Don Hugo: Oiga, don Víctor, ¿es usted poeta?
Don Víctor: ¡Vaya, qué descuido! Si es que con las prisas… pero, don Hugo, ¡si está todo en su sitio!… ¡Qué bromista está usted hoy!
Don Hugo: Sí, sí, don Víctor, pero es que la burla disfraza algo muy serio: el poeta, junto con los otros artistas, es el único que se atreve a manifestar la relación entre arte y sexo. Con su mano aparta delicadamente la ramita que le tapa los genitales a Adán.
Don Víctor: Sí, pero usted lo ha dicho: «delicadamente»…. Ahora bien, don Hugo, sólo le pido que ese Adán sea, al menos, el de Durero.
Don Hugo: Se trata de lo que Freud llama la «sublimación»: la energía sexual es desviada a efectos civilizatorios y el arte no sería más que una reconversión apolínea de los impulsos más primitivos. El arte es espiritualización del instinto.
Don Víctor: «De músico, poeta y loco, todos tenemos un poco».

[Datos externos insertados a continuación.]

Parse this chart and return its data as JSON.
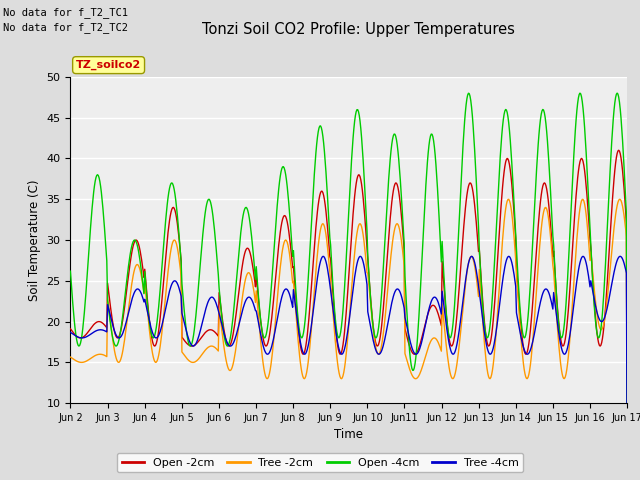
{
  "title": "Tonzi Soil CO2 Profile: Upper Temperatures",
  "ylabel": "Soil Temperature (C)",
  "xlabel": "Time",
  "annotation1": "No data for f_T2_TC1",
  "annotation2": "No data for f_T2_TC2",
  "legend_label": "TZ_soilco2",
  "ylim": [
    10,
    50
  ],
  "series_labels": [
    "Open -2cm",
    "Tree -2cm",
    "Open -4cm",
    "Tree -4cm"
  ],
  "series_colors": [
    "#cc0000",
    "#ff9900",
    "#00cc00",
    "#0000cc"
  ],
  "bg_color": "#dddddd",
  "plot_bg_color": "#eeeeee",
  "tick_labels": [
    "Jun 2",
    "Jun 3",
    "Jun 4",
    "Jun 5",
    "Jun 6",
    "Jun 7",
    "Jun 8",
    "Jun 9",
    "Jun 10",
    "Jun11",
    "Jun 12",
    "Jun 13",
    "Jun 14",
    "Jun 15",
    "Jun 16",
    "Jun 17"
  ],
  "yticks": [
    10,
    15,
    20,
    25,
    30,
    35,
    40,
    45,
    50
  ],
  "days": 15,
  "open2_peaks": [
    20,
    30,
    34,
    19,
    29,
    33,
    36,
    38,
    37,
    22,
    37,
    40,
    37,
    40,
    41
  ],
  "tree2_peaks": [
    16,
    27,
    30,
    17,
    26,
    30,
    32,
    32,
    32,
    18,
    28,
    35,
    34,
    35,
    35
  ],
  "open4_peaks": [
    38,
    30,
    37,
    35,
    34,
    39,
    44,
    46,
    43,
    43,
    48,
    46,
    46,
    48,
    48
  ],
  "tree4_peaks": [
    19,
    24,
    25,
    23,
    23,
    24,
    28,
    28,
    24,
    23,
    28,
    28,
    24,
    28,
    28
  ],
  "open2_mins": [
    18,
    18,
    17,
    17,
    17,
    17,
    16,
    16,
    17,
    16,
    17,
    17,
    16,
    17,
    17
  ],
  "tree2_mins": [
    15,
    15,
    15,
    15,
    14,
    13,
    13,
    13,
    16,
    13,
    13,
    13,
    13,
    13,
    19
  ],
  "open4_mins": [
    17,
    17,
    18,
    17,
    17,
    18,
    18,
    18,
    18,
    14,
    18,
    18,
    18,
    18,
    18
  ],
  "tree4_mins": [
    18,
    18,
    18,
    17,
    17,
    16,
    16,
    16,
    16,
    16,
    16,
    16,
    16,
    16,
    20
  ],
  "open2_phase": 0.52,
  "tree2_phase": 0.55,
  "open4_phase": 0.48,
  "tree4_phase": 0.56
}
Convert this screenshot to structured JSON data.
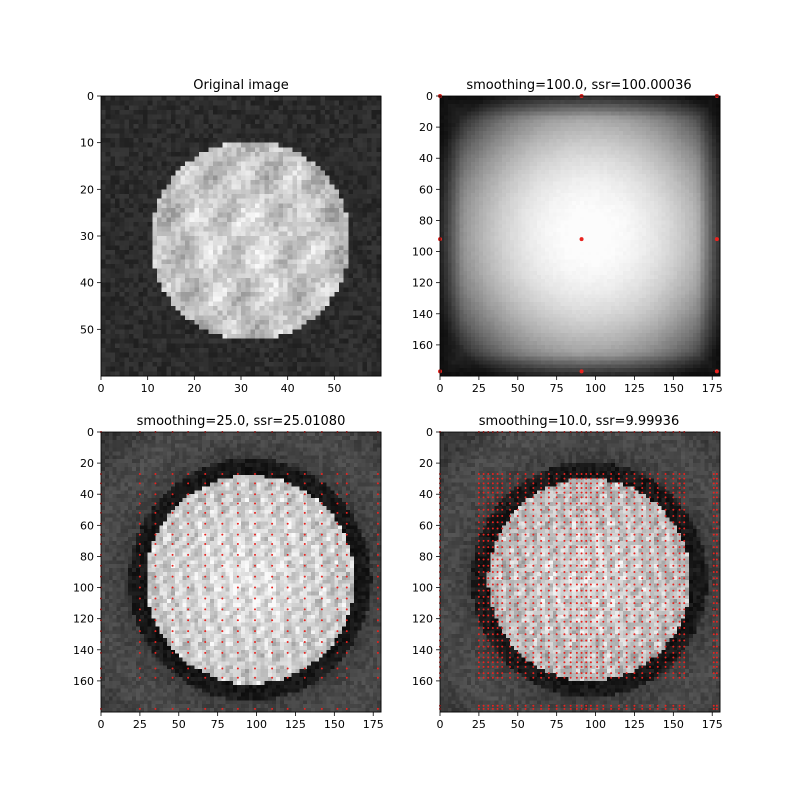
{
  "figure": {
    "background": "#ffffff"
  },
  "colors": {
    "knot": "#e8231f",
    "frame": "#000000"
  },
  "chart_data": [
    {
      "type": "heatmap",
      "title": "Original image",
      "colormap": "gray",
      "image_size": [
        60,
        60
      ],
      "xlim": [
        0,
        60
      ],
      "ylim": [
        60,
        0
      ],
      "xticks": [
        0,
        10,
        20,
        30,
        40,
        50
      ],
      "yticks": [
        0,
        10,
        20,
        30,
        40,
        50
      ],
      "content": "coin",
      "coin": {
        "center": [
          32,
          31
        ],
        "radius": 21.5,
        "intensity": 0.86
      },
      "knots": {
        "x": [],
        "y": []
      }
    },
    {
      "type": "heatmap",
      "title": "smoothing=100.0, ssr=100.00036",
      "smoothing": 100.0,
      "ssr": 100.00036,
      "colormap": "gray",
      "image_size": [
        180,
        180
      ],
      "xlim": [
        0,
        180
      ],
      "ylim": [
        180,
        0
      ],
      "xticks": [
        0,
        25,
        50,
        75,
        100,
        125,
        150,
        175
      ],
      "yticks": [
        0,
        20,
        40,
        60,
        80,
        100,
        120,
        140,
        160
      ],
      "content": "blob",
      "coin": {
        "center": [
          96,
          89
        ],
        "radius": 62,
        "intensity": 1.0
      },
      "knots": {
        "x": [
          0,
          91,
          178
        ],
        "y": [
          0,
          92,
          177
        ]
      }
    },
    {
      "type": "heatmap",
      "title": "smoothing=25.0, ssr=25.01080",
      "smoothing": 25.0,
      "ssr": 25.0108,
      "colormap": "gray",
      "image_size": [
        180,
        180
      ],
      "xlim": [
        0,
        180
      ],
      "ylim": [
        180,
        0
      ],
      "xticks": [
        0,
        25,
        50,
        75,
        100,
        125,
        150,
        175
      ],
      "yticks": [
        0,
        20,
        40,
        60,
        80,
        100,
        120,
        140,
        160
      ],
      "content": "coin",
      "coin": {
        "center": [
          96,
          95
        ],
        "radius": 67,
        "intensity": 0.9
      },
      "knots": {
        "x": [
          0,
          25,
          35,
          46,
          56,
          67,
          78,
          88,
          99,
          110,
          120,
          131,
          142,
          152,
          158,
          178
        ],
        "y": [
          0,
          27,
          33,
          40,
          46,
          52,
          59,
          66,
          72,
          79,
          86,
          93,
          100,
          107,
          114,
          121,
          128,
          135,
          142,
          152,
          158,
          178
        ]
      }
    },
    {
      "type": "heatmap",
      "title": "smoothing=10.0, ssr=9.99936",
      "smoothing": 10.0,
      "ssr": 9.99936,
      "colormap": "gray",
      "image_size": [
        180,
        180
      ],
      "xlim": [
        0,
        180
      ],
      "ylim": [
        180,
        0
      ],
      "xticks": [
        0,
        25,
        50,
        75,
        100,
        125,
        150,
        175
      ],
      "yticks": [
        0,
        20,
        40,
        60,
        80,
        100,
        120,
        140,
        160
      ],
      "content": "coin",
      "coin": {
        "center": [
          96,
          95
        ],
        "radius": 65,
        "intensity": 0.85
      },
      "knots": {
        "x": [
          0,
          25,
          28,
          31,
          34,
          37,
          40,
          45,
          50,
          55,
          60,
          65,
          70,
          75,
          80,
          84,
          88,
          91,
          94,
          97,
          101,
          105,
          110,
          115,
          120,
          125,
          130,
          135,
          140,
          145,
          150,
          154,
          157,
          176,
          178
        ],
        "y": [
          0,
          27,
          30,
          33,
          36,
          39,
          42,
          46,
          50,
          54,
          58,
          62,
          66,
          70,
          74,
          78,
          82,
          86,
          90,
          94,
          98,
          102,
          106,
          110,
          114,
          118,
          122,
          126,
          130,
          134,
          138,
          142,
          145,
          148,
          151,
          155,
          158,
          176,
          178
        ]
      }
    }
  ]
}
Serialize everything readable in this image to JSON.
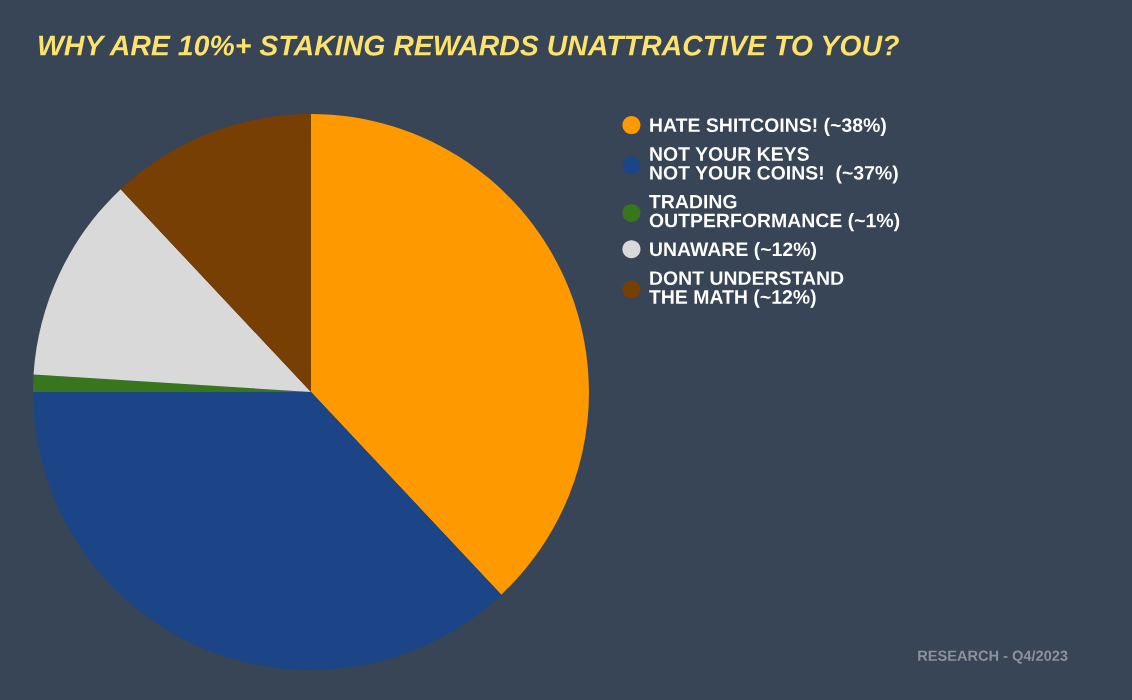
{
  "chart_data": {
    "type": "pie",
    "title": "WHY ARE 10%+ STAKING REWARDS UNATTRACTIVE TO YOU?",
    "categories": [
      "HATE SHITCOINS! (~38%)",
      "NOT YOUR KEYS\nNOT YOUR COINS!  (~37%)",
      "TRADING\nOUTPERFORMANCE (~1%)",
      "UNAWARE (~12%)",
      "DONT UNDERSTAND\nTHE MATH (~12%)"
    ],
    "values": [
      38,
      37,
      1,
      12,
      12
    ],
    "colors": [
      "#ff9900",
      "#1c4587",
      "#38761d",
      "#d9d9d9",
      "#783f04"
    ],
    "legend": "top right",
    "marker": "circle",
    "annotations": [
      "RESEARCH - Q4/2023"
    ]
  }
}
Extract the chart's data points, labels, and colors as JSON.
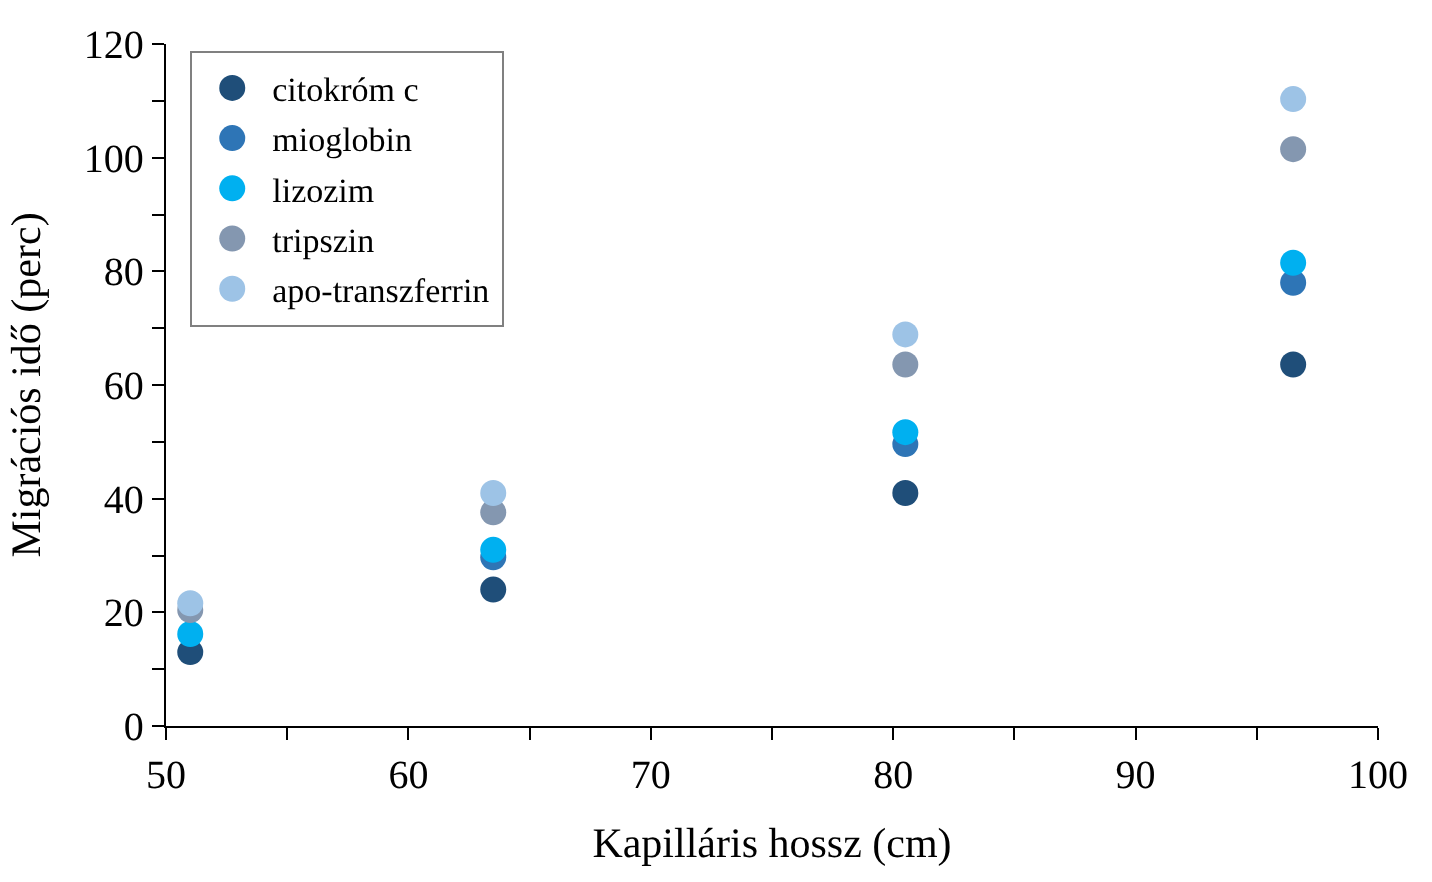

Don Hugo: También ese dicho popular da en el clavo: el artista sería un ser extravagante que compensa con sus invocaciones mágicas el precio tan alto que el ser humano ha de pagar por dejar de ser animal. El poeta sería el único en permitirse y a quien se tolera apoyar un pie en la irracionalidad para entregarse a sus peligrosas manipulaciones y a su mediación con el misterio.
Don Víctor: O sea, don Hugo, que el poeta, por bohemio, alcohólico, atrabiliario, suicida incluso, es el encargado de reparar ese robo que nuestra energía sexual ha sufrido por parte de la cultura.
Don Hugo: Lo ha expresado usted con claridad meridiana, don Víctor. Manzoni ironiza sobre ello atribuyendo al vulgo milanés la consideración del vate como «un cerebro estrafalario y un tanto caprichoso en sus discursos y en los hechos, peculiar y original antes que razonable».
Don Víctor: Yo de todo esto lo que saco en limpio es que antes de salir de casa, he de mirar dos veces si me he abrochado bien la bragueta.